Innenministerium legt Beschwerde gegen max.mobil bei der Telekom Control (TKC) ein

Wien (OTS) - Wie FORMAT in seiner am Montag erscheinenden Ausgabe berichtet, spitzt sich der Konflikt zwischen dem Innenministerium und dem Mobilfunkbetreiber max.mobil jetzt weiter zu.
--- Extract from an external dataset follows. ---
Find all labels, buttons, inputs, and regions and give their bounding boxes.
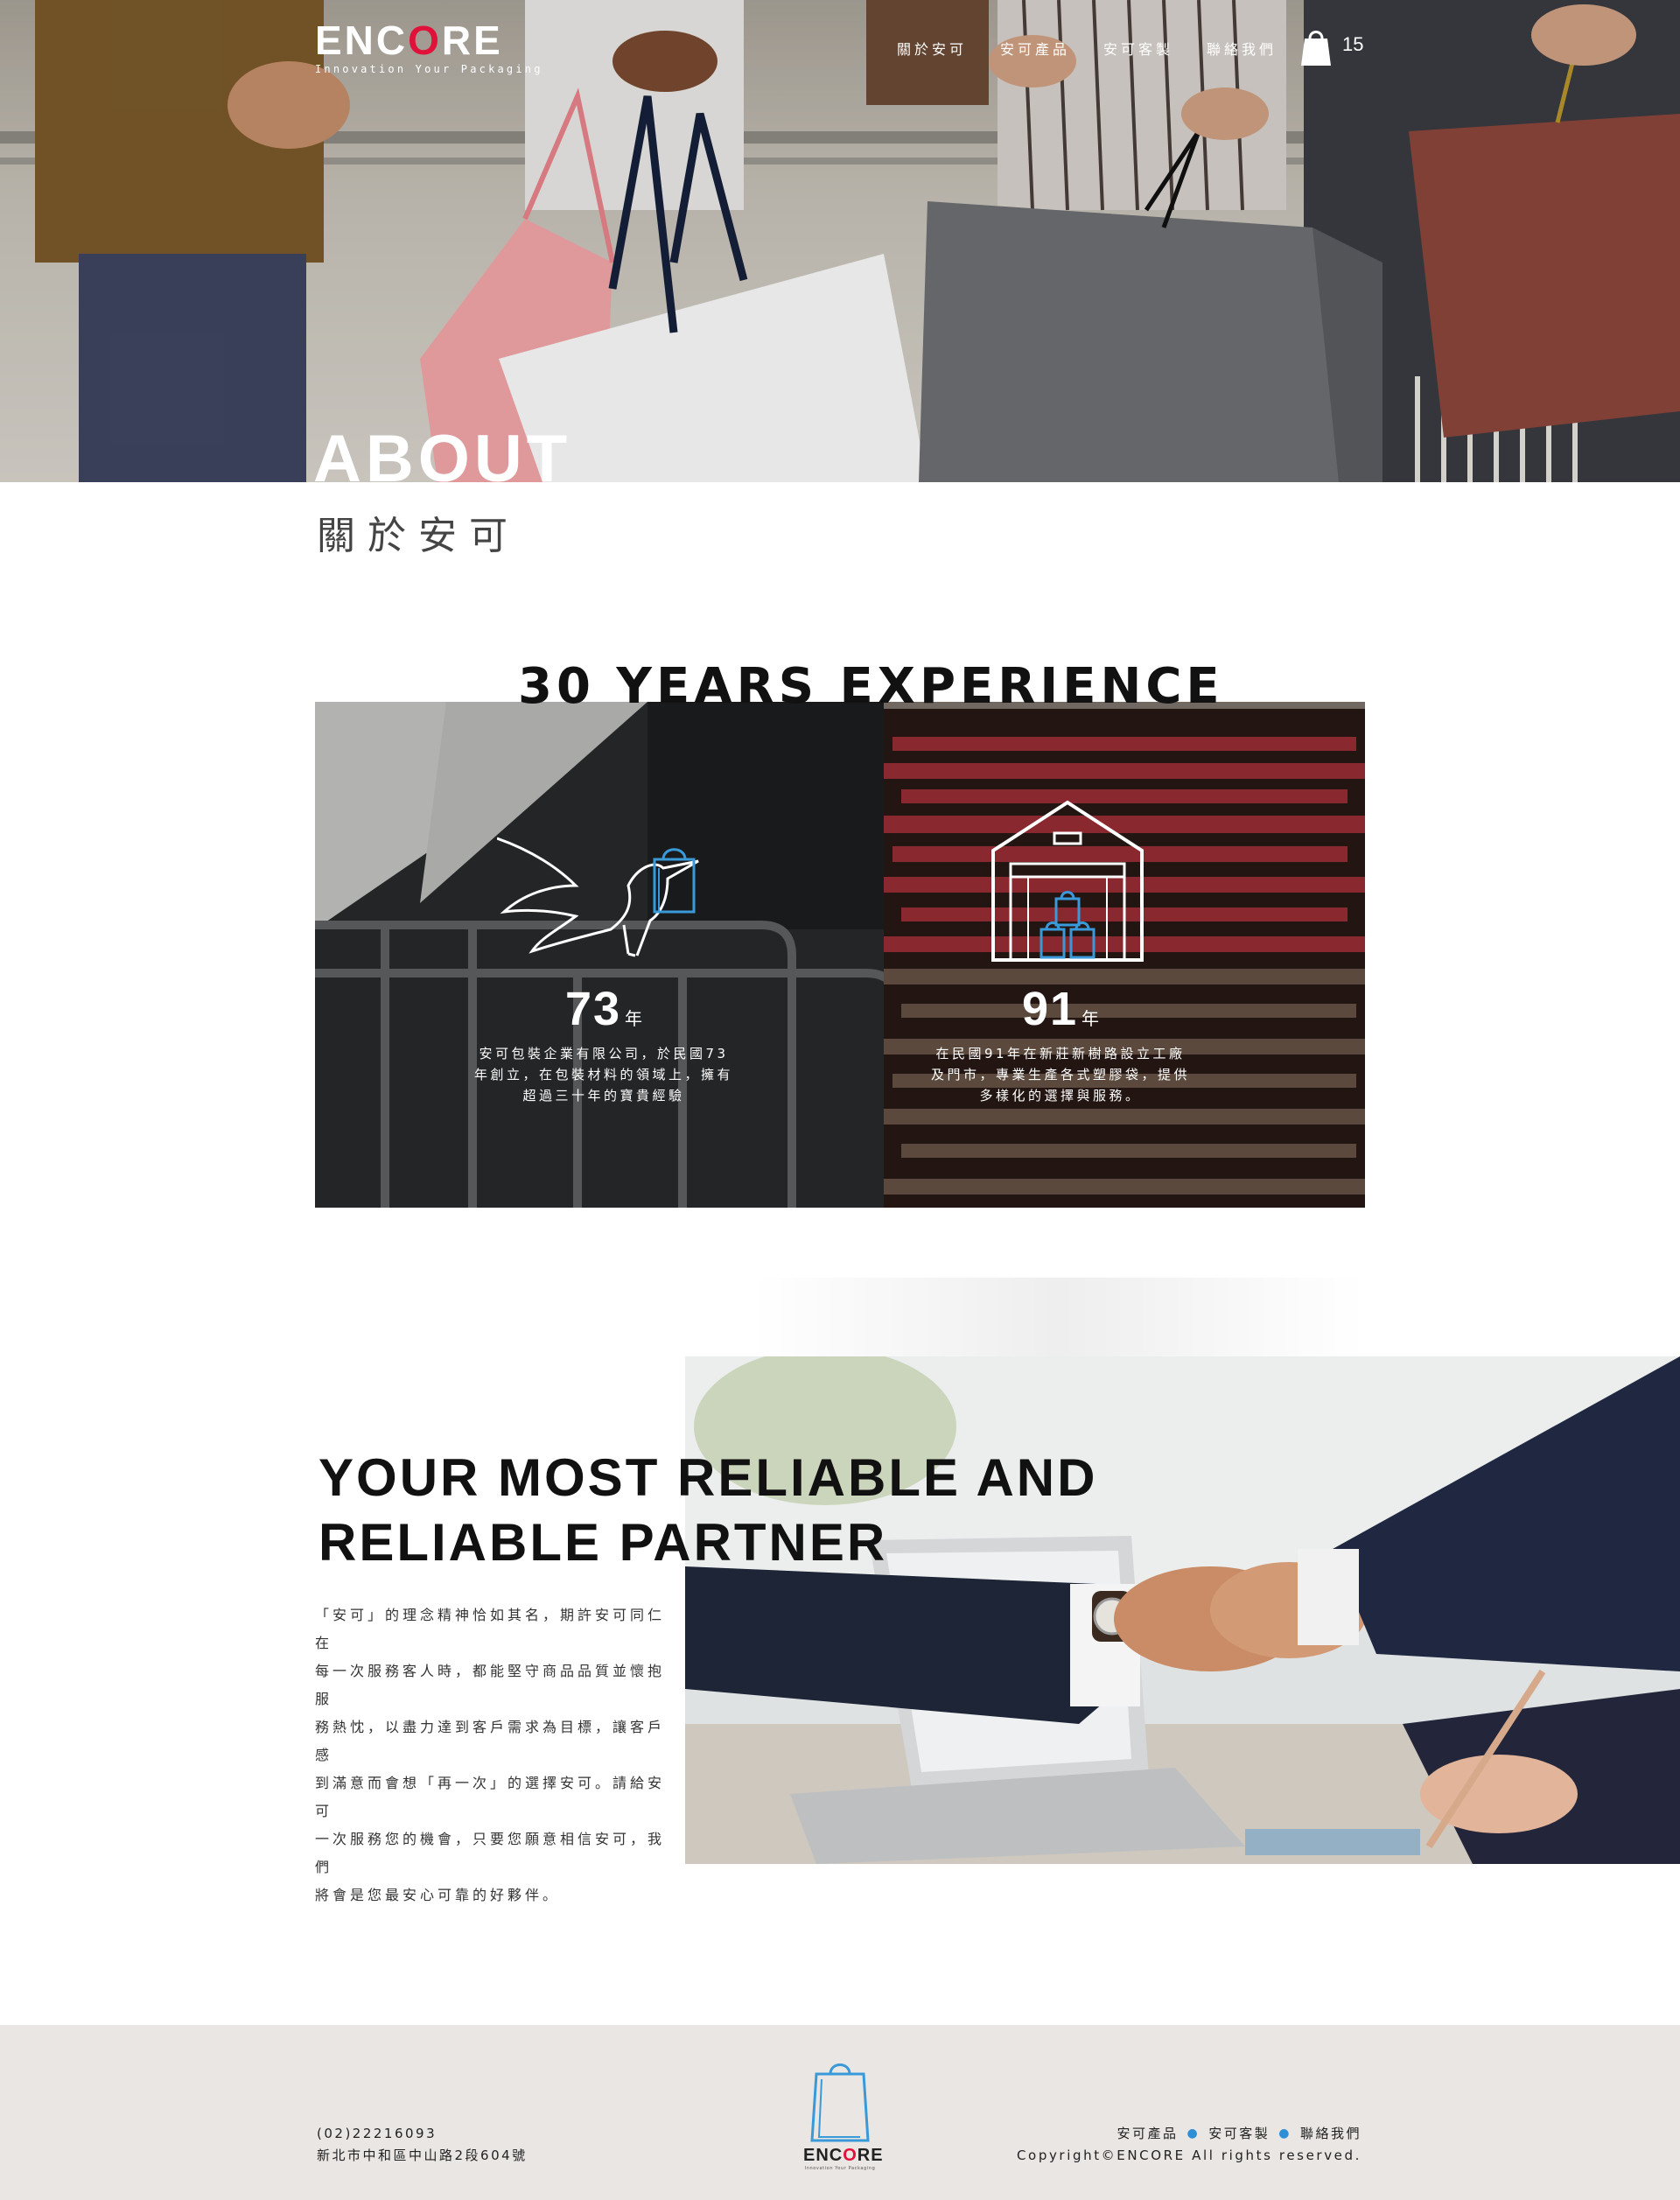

Nur wenige Tage nachdem Sektionschef Otto Prantl die Geschäftsführung von max.mobil in einem Schreiben (FORMAT berichtete in seiner letzten Ausgabe) zur "gedeihlichen Zusammenarbeit für das Wohl der Menschen in unserem Land" gemahnt hatte - widrigenfalls man genötigt sei, die Telekom Control zu verständigen - legte Prantl nun Beschwerde bei der TKC ein.
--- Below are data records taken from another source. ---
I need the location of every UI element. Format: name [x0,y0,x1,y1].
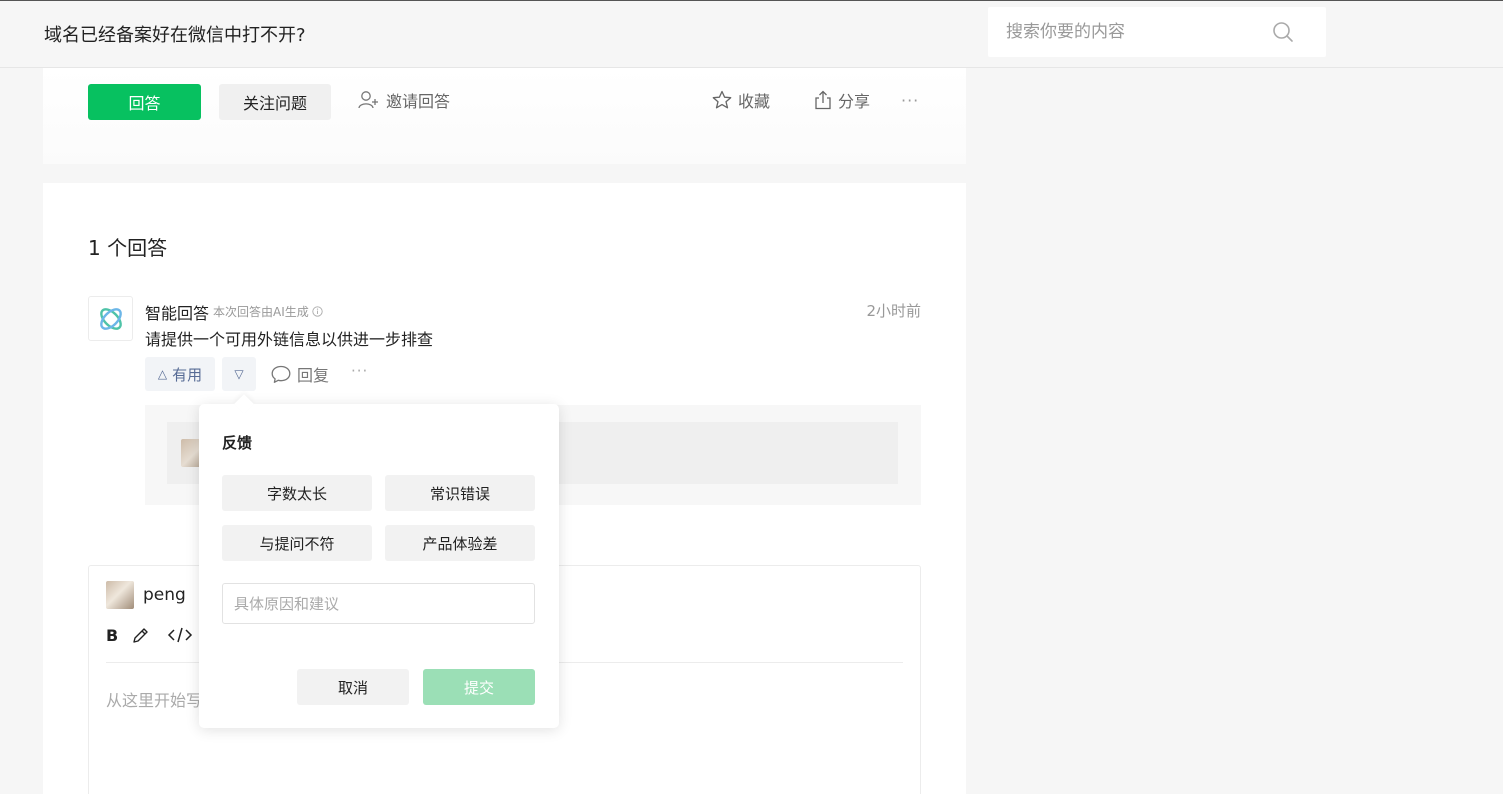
useful-label: 有用 [172,365,203,384]
ai-generated-note: 本次回答由AI生成 [213,303,323,320]
invite-answer-label: 邀请回答 [386,92,451,111]
not-useful-button[interactable]: ▽ [222,357,256,391]
editor-username: peng [143,585,186,605]
favorite-button[interactable]: 收藏 [712,88,770,112]
feedback-option-bad-experience[interactable]: 产品体验差 [385,525,535,561]
editor-placeholder[interactable]: 从这里开始写 [106,687,202,711]
add-user-icon [358,91,378,109]
highlight-pen-icon[interactable] [132,626,150,644]
star-icon [712,90,732,109]
search-box [988,7,1326,57]
code-icon[interactable] [167,626,193,644]
feedback-option-fact-error[interactable]: 常识错误 [385,475,535,511]
share-button[interactable]: 分享 [814,88,870,112]
useful-button[interactable]: △ 有用 [145,357,215,391]
search-icon[interactable] [1272,21,1294,43]
favorite-label: 收藏 [738,92,771,111]
atom-logo-icon [99,307,122,330]
more-options-button[interactable]: ··· [901,88,919,112]
share-label: 分享 [838,92,871,111]
answer-button[interactable]: 回答 [88,84,201,120]
answer-more-button[interactable]: ··· [351,362,368,380]
answer-content: 请提供一个可用外链信息以供进一步排查 [145,330,434,349]
reply-label: 回复 [297,366,330,385]
ai-note-text: 本次回答由AI生成 [213,305,309,319]
feedback-reason-input[interactable] [222,583,535,624]
search-input[interactable] [1006,7,1276,57]
feedback-option-too-long[interactable]: 字数太长 [222,475,372,511]
triangle-up-icon: △ [157,367,168,381]
invite-answer-button[interactable]: 邀请回答 [358,88,450,112]
ai-avatar [88,296,133,341]
question-action-card: 回答 关注问题 邀请回答 收藏 分享 ··· [43,68,966,164]
answer-author[interactable]: 智能回答 [145,300,209,324]
cancel-button[interactable]: 取消 [297,669,409,705]
feedback-title: 反馈 [222,434,253,452]
question-title: 域名已经备案好在微信中打不开? [44,25,306,46]
comment-bubble-icon [271,365,291,383]
bold-button[interactable]: B [106,626,118,645]
answer-count: 1 个回答 [88,236,168,260]
feedback-option-off-topic[interactable]: 与提问不符 [222,525,372,561]
triangle-down-icon: ▽ [234,367,244,381]
user-avatar [106,581,134,609]
feedback-popover: 反馈 字数太长 常识错误 与提问不符 产品体验差 取消 提交 [199,394,559,728]
reply-button[interactable]: 回复 [271,362,329,386]
share-icon [815,90,831,110]
answer-time: 2小时前 [866,302,921,320]
submit-button[interactable]: 提交 [423,669,535,705]
page-header: 域名已经备案好在微信中打不开? [0,1,1503,68]
info-icon[interactable] [312,306,323,317]
follow-question-button[interactable]: 关注问题 [219,84,331,120]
In seinem Schreiben bezieht sich Prantl auf § 111 Telkommunikationsgesetz (TKG) und droht max.mobil damit indirekt sogar mit dem Entzug der Mobilfunk-Lizenz.

Prantl wirft dem Mobilfunker mangelnde Zusammenarbeit bei der Überwachung von Handy-Gesprächen vor. In der Beschwerde, die FORMAT in Kopie vorliegt, heißt es wörtlich: "Die Firma max.mobil weigert sich stets bei der Überwachung des Fernmeldeverkehrs im erforderlichen Ausmaß mitzuwirken. Für das Bundesministerium für Inneres drängt sich daher der Verdacht auf, daß sich max.mobil in rechtswidriger Weise weigert, ihrem gesetzlichen Auftrag nachzukommen."

In einer ersten Stellungnahme zeigt sich max.mobil-Chef Georg Pölzl gegenüber FORMAT empört: "Wir haben seit Jahren eine gute Zusammenarbeit mit der Exekutive. Es gibt derzeit aber keinerlei gesetzliche Grundlage für das Abhören von Handy-Gesprächen. Vorauseilenden Gehorsam wird es bei uns dennoch nicht geben, das sind wir dem Vertrauen unserer Kunden schuldig."